New York Gov. Andrew Cuomo (D) tried to shame other states for not being better prepared in handling their COVID-19 cases after New York and New York City, were hit hard during the early days of the pandemic, saying those states learned "nothing" from them on how to combat the virus.
"Our numbers today were the lowest that we’ve seen since we started. The number of hospitalizations, the number of deaths. But nobody is safe until everybody is safe, right, and outbreak anywhere is an outbreak everywhere, we've learned that," Cuomo told MSNBC's Nicolle Wallace on Monday.
"From day one, the outbreak started in China, nobody paid attention, it went to Europe, it came to New York from Europe. That was our first lesson, that this virus is going to be transmitted. And we handled it in New York and the nation learned nothing from that experience, frankly, we saw the spike, we set up testing, we set hospitalization, et cetera, five months later in many parts of this country you’re just unprepared as you were on day one," he continued.
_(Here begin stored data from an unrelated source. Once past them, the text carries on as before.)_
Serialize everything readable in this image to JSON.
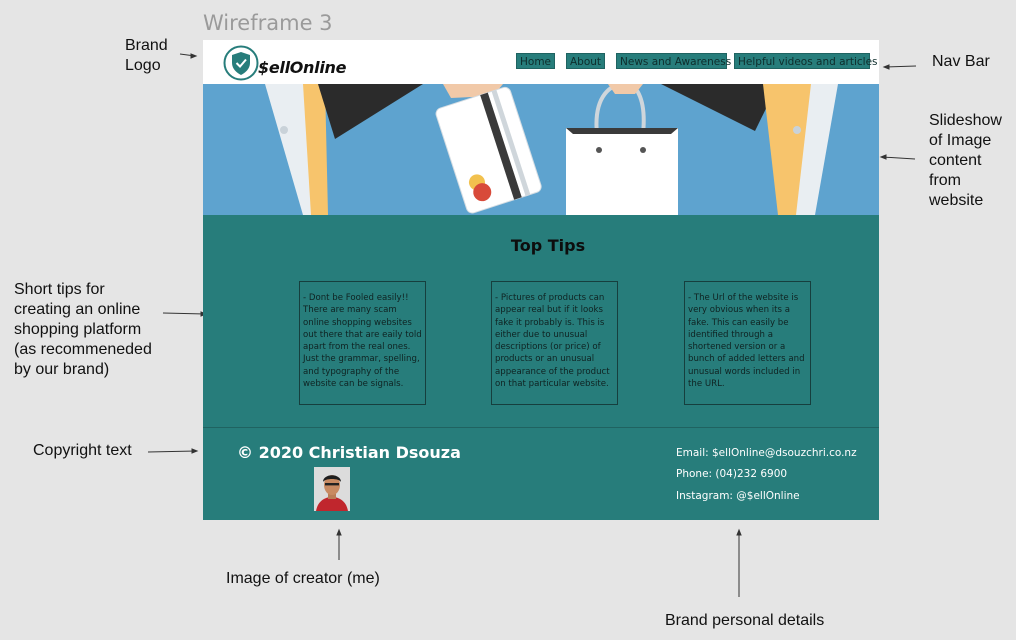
{
  "frame_title": "Wireframe 3",
  "annotations": {
    "brand_logo": "Brand\nLogo",
    "nav_bar": "Nav Bar",
    "slideshow": "Slideshow\nof Image\ncontent\nfrom\nwebsite",
    "short_tips": "Short tips for\ncreating an online\nshopping platform\n(as recommeneded\nby our brand)",
    "copyright_text": "Copyright text",
    "creator_image": "Image of creator (me)",
    "brand_details": "Brand personal details"
  },
  "site": {
    "brand": "$ellOnline",
    "nav": [
      "Home",
      "About",
      "News and Awareness",
      "Helpful videos and articles"
    ],
    "tips_title": "Top Tips",
    "tips": [
      "-  Dont be Fooled easily!! There are many scam online shopping websites out there that are eaily told apart from the real ones. Just the grammar, spelling, and typography of the website can be signals.",
      "- Pictures of products can appear real but if it looks fake it probably is. This is either due to unusual descriptions (or price) of products or an unusual appearance of the product on that particular website.",
      "- The Url of the website is very obvious when its a fake. This can easily be identified through a shortened version or a bunch of added letters and unusual words included in the URL."
    ],
    "copyright": "© 2020 Christian Dsouza",
    "contact": {
      "email": "Email: $ellOnline@dsouzchri.co.nz",
      "phone": "Phone: (04)232 6900",
      "instagram": "Instagram: @$ellOnline"
    }
  },
  "colors": {
    "teal": "#277d7b",
    "sky": "#5ea3cf",
    "canvas": "#e5e5e5"
  }
}
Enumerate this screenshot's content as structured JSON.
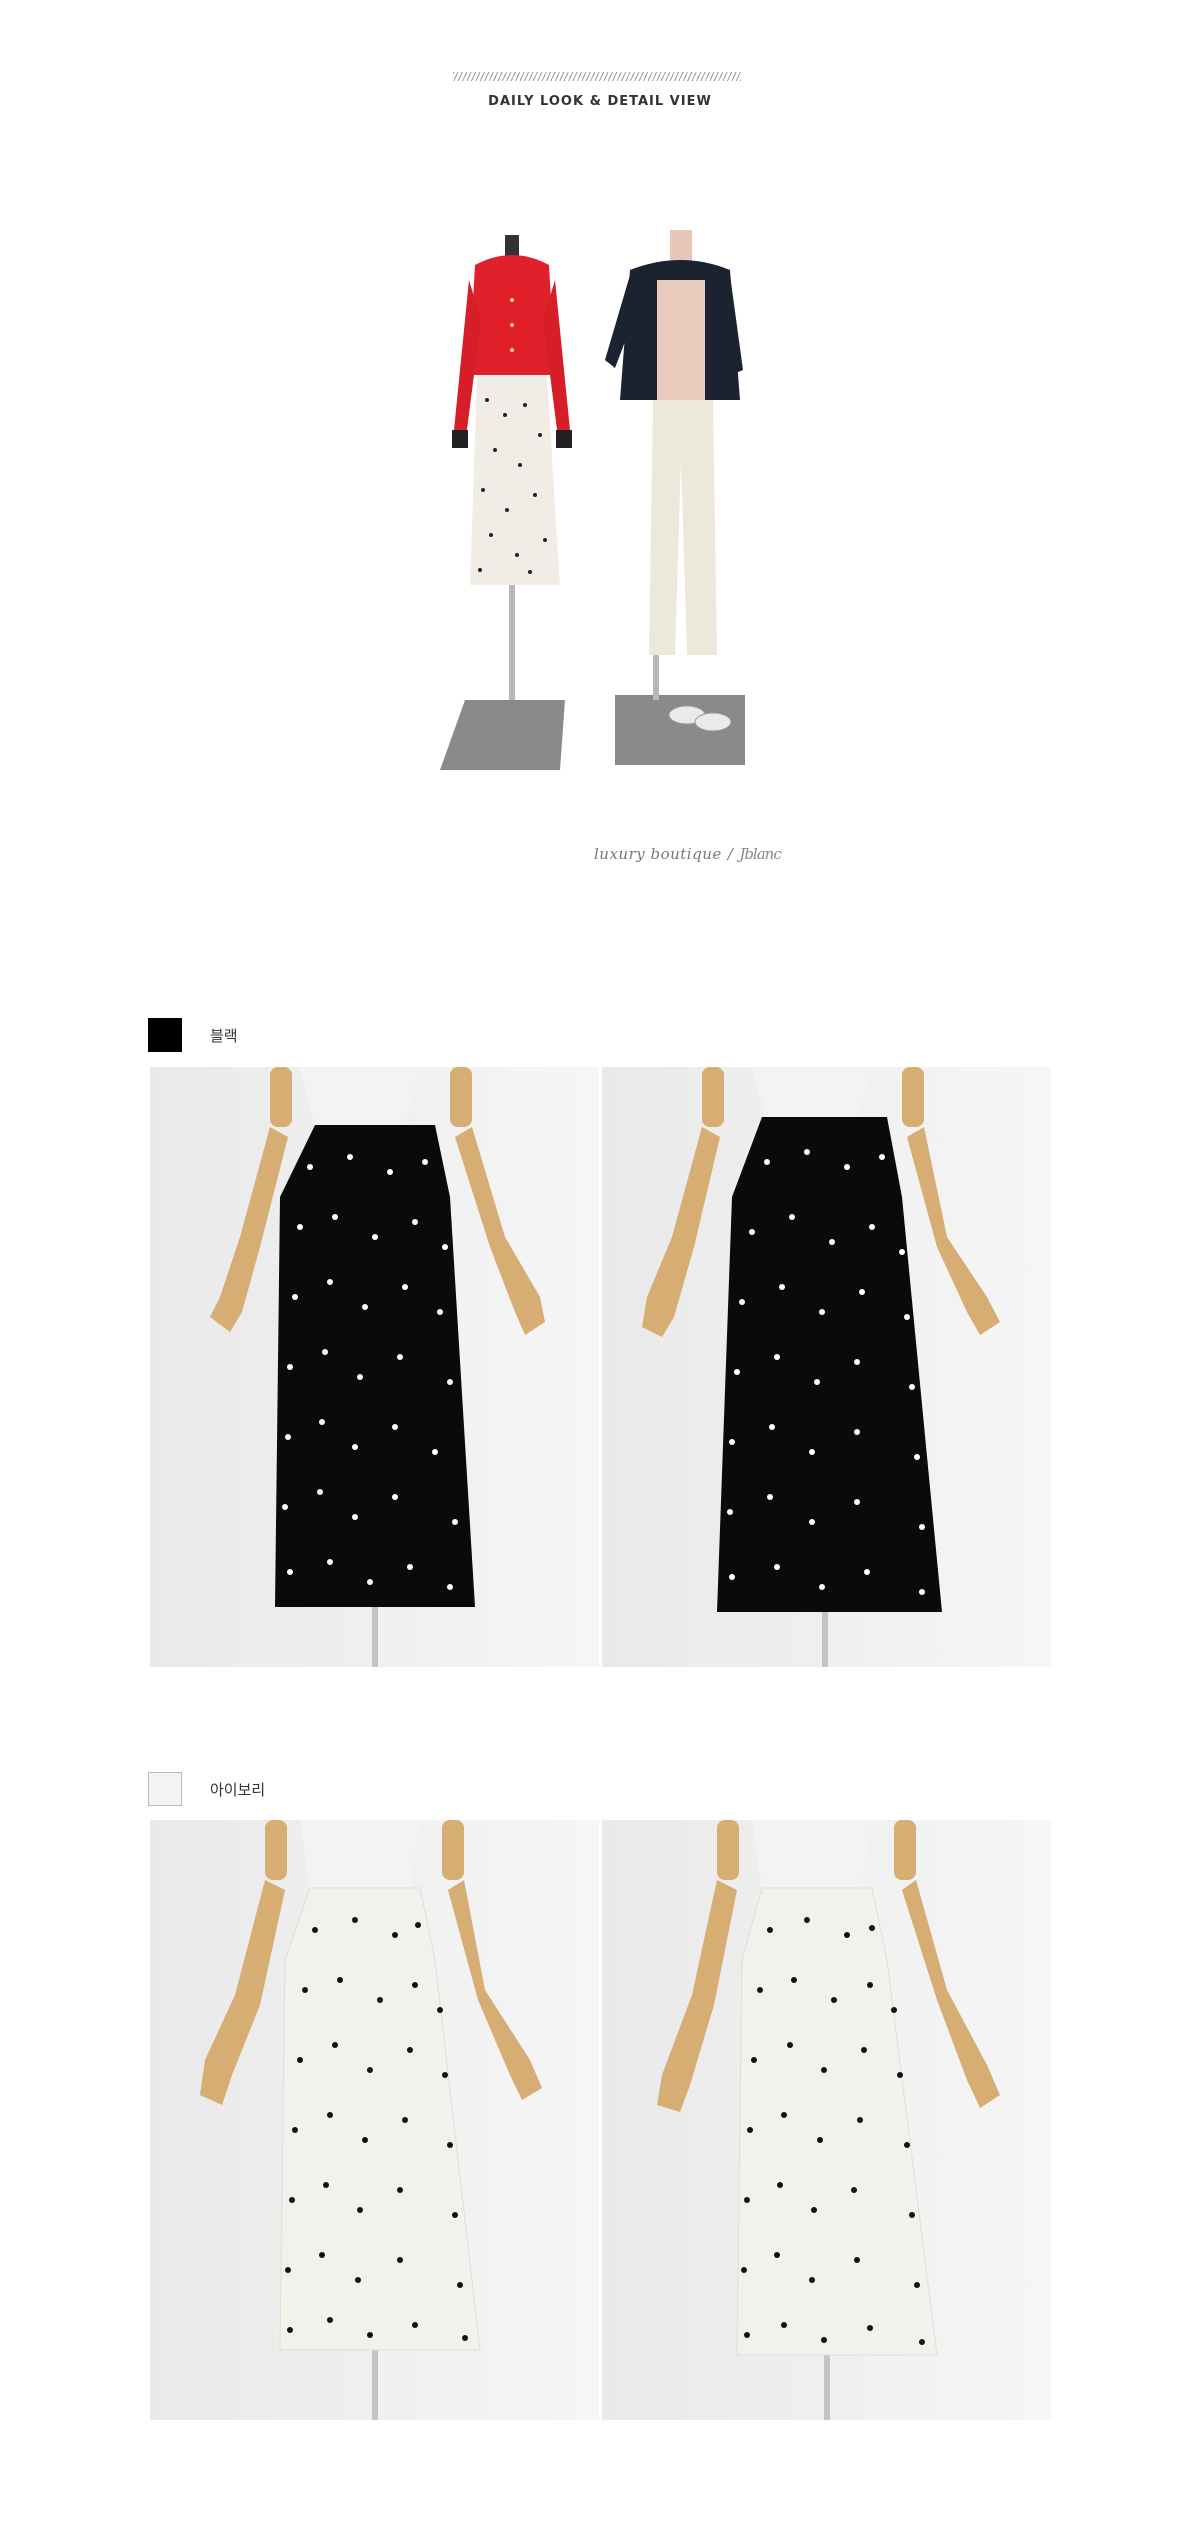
{
  "header": {
    "section_title": "DAILY LOOK & DETAIL VIEW"
  },
  "daily_look": {
    "caption_text": "luxury boutique",
    "caption_separator": "/",
    "signature": "Jblanc"
  },
  "colors": [
    {
      "label": "블랙",
      "swatch_color": "#000000",
      "skirt_color": "#0a0a0a",
      "dot_color": "#ffffff"
    },
    {
      "label": "아이보리",
      "swatch_color": "#f4f4f2",
      "skirt_color": "#f3f1ec",
      "dot_color": "#111111"
    }
  ]
}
"And we know that if the virus is in California or Texas or Chicago and if it’s not addressed it’s a matter of time before it gets to New York and New Jersey and every other state and then you’ll see just see a ping-pong of this virus all across the country until you have a national strategy," Cuomo added. "You can’t — New York cannot solve this. Every state has to solve it, otherwise, we’ll just give it back and forth to each other like family members passing a bug among the family in one home, right, it’s the same metaphor for the nation."
To date, New York has the most deaths from COVID-19 cases in the United States. The state has 32,413 deaths from the coronavirus and 421,550 cases, according to the New York Times. Cuomo has been sharply criticized for his order that sent back COVID-19 cases to nursing homes, saying space was needed at hospitals for other cases.
During a hearing on the order, New York Health Commissioner Howard Zucker said Cuomo's order was not to blame for the resulting deaths in the long-term care facilities. It is estimated that over 6,000 people in nursing homes died from the coronavirus, though the exact number is thought to be higher.